Persistence versus extinction under a climate change in mixed environments

Abstract: This paper is devoted to the study of the persistence versus extinction of species in the reaction-diffusion equation: \begin{equation} u_t-\Delta u=f(t,x_1-ct,y,u) \quad\quad t>0,\ x\in\Omega,\nonumber \end{equation} where $\Omega$ is of cylindrical type or partially periodic domain, $f$ is of Fisher-KPP type and the scalar $c>0$ is a given forced speed. This type of equation originally comes from a model in population dynamics (see \cite{BDNZ},\cite{PL},\cite{SK}) to study the impact of climate change on the persistence versus extinction of species. From these works, we know that the dynamics is governed by the traveling fronts $u(t,x_1,y)=U(x_1-ct,y)$, thus characterizing the set of traveling fronts plays a major role.

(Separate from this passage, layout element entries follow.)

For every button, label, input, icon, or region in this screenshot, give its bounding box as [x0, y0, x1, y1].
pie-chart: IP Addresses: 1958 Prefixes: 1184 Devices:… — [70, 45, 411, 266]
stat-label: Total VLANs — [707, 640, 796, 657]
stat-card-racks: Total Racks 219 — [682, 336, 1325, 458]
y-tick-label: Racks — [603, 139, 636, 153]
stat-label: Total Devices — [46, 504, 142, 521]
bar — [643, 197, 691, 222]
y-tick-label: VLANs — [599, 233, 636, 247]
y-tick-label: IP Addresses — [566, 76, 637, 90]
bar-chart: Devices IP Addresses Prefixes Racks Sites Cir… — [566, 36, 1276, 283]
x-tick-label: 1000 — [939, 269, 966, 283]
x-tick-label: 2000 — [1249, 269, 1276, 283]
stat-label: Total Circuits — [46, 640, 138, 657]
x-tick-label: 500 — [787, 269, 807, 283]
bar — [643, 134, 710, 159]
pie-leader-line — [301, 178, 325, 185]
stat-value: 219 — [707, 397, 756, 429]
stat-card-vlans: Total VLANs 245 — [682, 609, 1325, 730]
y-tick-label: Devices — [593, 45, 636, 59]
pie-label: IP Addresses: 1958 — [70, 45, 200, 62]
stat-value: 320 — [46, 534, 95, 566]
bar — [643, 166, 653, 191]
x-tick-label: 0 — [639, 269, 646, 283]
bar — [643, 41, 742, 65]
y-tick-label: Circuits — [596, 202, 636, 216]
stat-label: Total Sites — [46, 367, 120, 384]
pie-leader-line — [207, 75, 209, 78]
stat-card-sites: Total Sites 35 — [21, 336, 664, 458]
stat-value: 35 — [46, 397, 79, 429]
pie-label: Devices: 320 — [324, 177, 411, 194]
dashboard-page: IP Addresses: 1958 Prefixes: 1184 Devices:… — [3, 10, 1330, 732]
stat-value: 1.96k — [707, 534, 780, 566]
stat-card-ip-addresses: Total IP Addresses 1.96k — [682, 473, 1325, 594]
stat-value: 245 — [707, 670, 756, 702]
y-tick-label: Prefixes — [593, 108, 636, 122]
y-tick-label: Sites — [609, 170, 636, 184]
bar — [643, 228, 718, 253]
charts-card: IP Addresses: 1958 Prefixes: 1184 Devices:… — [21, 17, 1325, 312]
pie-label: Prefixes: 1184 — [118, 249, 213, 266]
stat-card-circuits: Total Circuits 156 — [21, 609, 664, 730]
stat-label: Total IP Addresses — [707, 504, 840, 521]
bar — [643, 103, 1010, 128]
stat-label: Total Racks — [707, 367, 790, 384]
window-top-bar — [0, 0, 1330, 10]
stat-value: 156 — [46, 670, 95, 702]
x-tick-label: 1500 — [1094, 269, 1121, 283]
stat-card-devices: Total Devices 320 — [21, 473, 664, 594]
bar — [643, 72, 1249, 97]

In this paper, we first consider a more general model than the model of \cite{BDNZ} in higher dimensional space, where the environment is only assumed to be globally unfavorable with favorable pockets extending to infinity. We consider in two frameworks: the reaction term is time-independent or time-periodic dependent. For the latter, we study the concentration of the species when the environment outside $\Omega$ becomes extremely unfavorable and further prove a symmetry breaking property of the fronts.